A cartoon character once said, “I have seen the enemy. The enemy is us.”
It is not our media people. It is all of us. We feed ourselves with bad images of ourselves. It almost seems as though we are all competing for who can tell the worst stories about ourselves.
What would it take to change our habit into one of competing for who can tell the best stories about us? Once in a while, I would hear people talk about how good and smart and more, the Filipino is compared with the Japanese, or Singaporean, or American, or whatever. But I don’t hear it often enough. Do we want Singaporeans to compete for who can tell the worst stories about Filipinos? Or Americans? Or Japanese? Or do we want these foreigners to compete for who can tell the best stories about Filipinos?

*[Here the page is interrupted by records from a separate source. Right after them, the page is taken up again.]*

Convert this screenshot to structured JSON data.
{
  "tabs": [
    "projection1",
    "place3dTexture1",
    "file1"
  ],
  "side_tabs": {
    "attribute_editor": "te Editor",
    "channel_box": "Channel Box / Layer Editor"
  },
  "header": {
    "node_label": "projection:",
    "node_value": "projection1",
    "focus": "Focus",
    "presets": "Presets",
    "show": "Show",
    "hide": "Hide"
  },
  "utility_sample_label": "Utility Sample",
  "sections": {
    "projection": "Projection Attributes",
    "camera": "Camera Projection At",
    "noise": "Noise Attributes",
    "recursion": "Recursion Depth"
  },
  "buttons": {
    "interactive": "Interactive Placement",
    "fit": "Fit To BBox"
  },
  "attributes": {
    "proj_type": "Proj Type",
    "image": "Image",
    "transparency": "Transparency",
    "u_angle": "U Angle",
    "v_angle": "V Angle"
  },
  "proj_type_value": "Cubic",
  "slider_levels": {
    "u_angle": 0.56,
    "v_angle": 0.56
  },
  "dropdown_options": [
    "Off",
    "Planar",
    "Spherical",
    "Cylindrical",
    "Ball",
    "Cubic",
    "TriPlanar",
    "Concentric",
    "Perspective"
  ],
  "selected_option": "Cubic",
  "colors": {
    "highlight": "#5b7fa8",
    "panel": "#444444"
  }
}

Here’s one story: The Singaporeans under British commanders outnumbered and outgunned the Japanese attacking force. But they surrendered after just a few days of fighting at the start of the WW II. The Filipinos under Filipino commanders, graduates of the Philippine Military Academy, and American officers, were outnumbered and outgunned by the Japanese. But they fought off the superior Japanese military for several months until they practically had nothing but rocks to fight with. I wish people would tell more of this kind of story instead of how terrible our drivers are.
If all the world hears from us – and I don’t mean just from our media – is how bad we are, a great part of the fault is with us. But if all the world hears from us is how good we are, then a great part of the credit is with us.
Here’s something we can do. Don’t add to the bad stories. Add to the good stories. Next time you hear anyone tell bad stories, tell them to change. If you have friends in media, tell them to help revive the self-image of the Filipino. They have battered it enough already. Tell them to start telling good stories about us.
If all of us resolve to do this, in a short while, other countries can have a different view of our country and Filipinos.